CCSF Sabino Pupo, en Guantánamo

Por el sendero de los frutales

Jorge Luis Merencio Cautín

La Cooperativa de Crédito y Servicios Fortalecida Sabino Pupo, radicada en la comunidad de Guayacán, en la premontaña del municipio guantanamero de El Salvador, está entre las cinco bases productivas de esta provincia seleccionadas para incorporarse al Programa Nacional de fomento de los frutales.

“Cada día que pasa le cojo más amor a la tierra, por lo agradecida que es”, asegura el joven Pedro Luis.

Ayudaron a la elección su tradición productiva en frutas como mango, zapote, níspero y aguacate; la incipiente experiencia en el cultivo de papaya y guayaba, y las favorables condiciones climáticas y de suelo para el desarrollo de esos renglones agrícolas en secano.

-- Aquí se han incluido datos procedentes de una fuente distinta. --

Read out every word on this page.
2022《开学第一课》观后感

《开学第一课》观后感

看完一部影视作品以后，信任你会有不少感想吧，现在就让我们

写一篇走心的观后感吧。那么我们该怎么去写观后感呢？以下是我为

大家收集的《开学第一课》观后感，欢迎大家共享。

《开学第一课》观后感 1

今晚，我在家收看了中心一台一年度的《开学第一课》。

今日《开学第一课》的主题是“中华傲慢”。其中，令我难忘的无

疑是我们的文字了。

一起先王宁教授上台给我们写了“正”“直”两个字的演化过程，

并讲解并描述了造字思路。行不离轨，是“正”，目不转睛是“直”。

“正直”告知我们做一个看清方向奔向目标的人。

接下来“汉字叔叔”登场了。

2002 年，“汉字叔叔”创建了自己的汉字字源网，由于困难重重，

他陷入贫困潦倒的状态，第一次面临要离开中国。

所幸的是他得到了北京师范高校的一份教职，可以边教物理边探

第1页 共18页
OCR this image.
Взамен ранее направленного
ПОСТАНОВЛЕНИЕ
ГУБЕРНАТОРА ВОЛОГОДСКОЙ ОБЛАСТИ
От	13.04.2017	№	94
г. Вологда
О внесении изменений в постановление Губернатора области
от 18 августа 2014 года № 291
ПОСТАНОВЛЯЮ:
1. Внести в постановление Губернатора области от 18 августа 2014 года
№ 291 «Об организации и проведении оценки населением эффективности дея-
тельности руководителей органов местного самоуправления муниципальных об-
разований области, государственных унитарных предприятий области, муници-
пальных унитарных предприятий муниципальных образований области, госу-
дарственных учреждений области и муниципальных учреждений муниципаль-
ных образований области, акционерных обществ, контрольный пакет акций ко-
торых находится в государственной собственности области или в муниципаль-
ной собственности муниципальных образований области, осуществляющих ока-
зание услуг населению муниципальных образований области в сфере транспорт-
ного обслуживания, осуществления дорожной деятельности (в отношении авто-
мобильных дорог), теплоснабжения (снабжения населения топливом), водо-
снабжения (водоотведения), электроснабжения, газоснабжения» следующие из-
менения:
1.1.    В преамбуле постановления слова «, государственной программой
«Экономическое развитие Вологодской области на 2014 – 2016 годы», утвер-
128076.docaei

El colectivo dedicaba 34 hectáreas a esos cultivos cuando hace algo más de un año se insertó en el movimiento. Desde entonces acá suma otras 30 hectáreas, para totalizar 64, aseguró su presidente Matía Hernández Grandales.

"Hemos planificado cerrar el presente año con no menos de 80 hectáreas y sobrepasar el centenar para el 2015. En ese crecimiento —amplía— la mayor cantidad del área corresponderá a la frutabomba Maradol roja y a la guayaba enana roja, dos variedades cubanas de alto potencial productivo, ya probadas por nosotros.

"En esta semana debemos buscar en Las Tunas diez mil posturas de guayaba para su siembra inmediata. Las de frutabomba las producimos nosotros. Como tarea inmediata en el campo de las semillas está la creación de un vivero para el incremento de especies autóctonas como el aguacate, zapote, níspero y marañón, las cuales plantaremos mayormente intercaladas con el café".

El año pasado, no obstante las afectaciones del huracán Ike a los sembradíos, esta CCSF entregó al Estado 126 toneladas de frutabomba y 14 de guayaba. Para el actual ya tiene contratadas con la industria 176 toneladas de papaya.

El productor de 23 años de edad, Pedro Luis Dedieux Pelier, es uno de los mejores exponentes en el fomento de los frutales en esa organización de base campesina. De las 13,6 hectáreas que tiene su finca, destina ocho a esos cultivos, especialmente a la papaya, y ya alistó el terreno y se prepara técnicamente para incursionar en la siembra de guayaba enana, mango y aguacate.

"Una mañana visité la finca de Raúl Díaz, en Tumbalabana, y me enamoré tanto de sus sembradíos de frutabomba que enseguida comencé a producirla. Eso fue hace tres años, cuando yo apenas tenía 20, y desde entonces me ha deparado buenos resultados económico-productivos. Por eso es mi cultivo insigne.

"Yo podía desempeñarme en otra tarea, pues me gradué como obrero calificado en Construcción Civil, pero me motivó más atender la finca de mi padre. Para satisfacción mía, de la familia y la cooperativa, él dice que soy un buen relevo".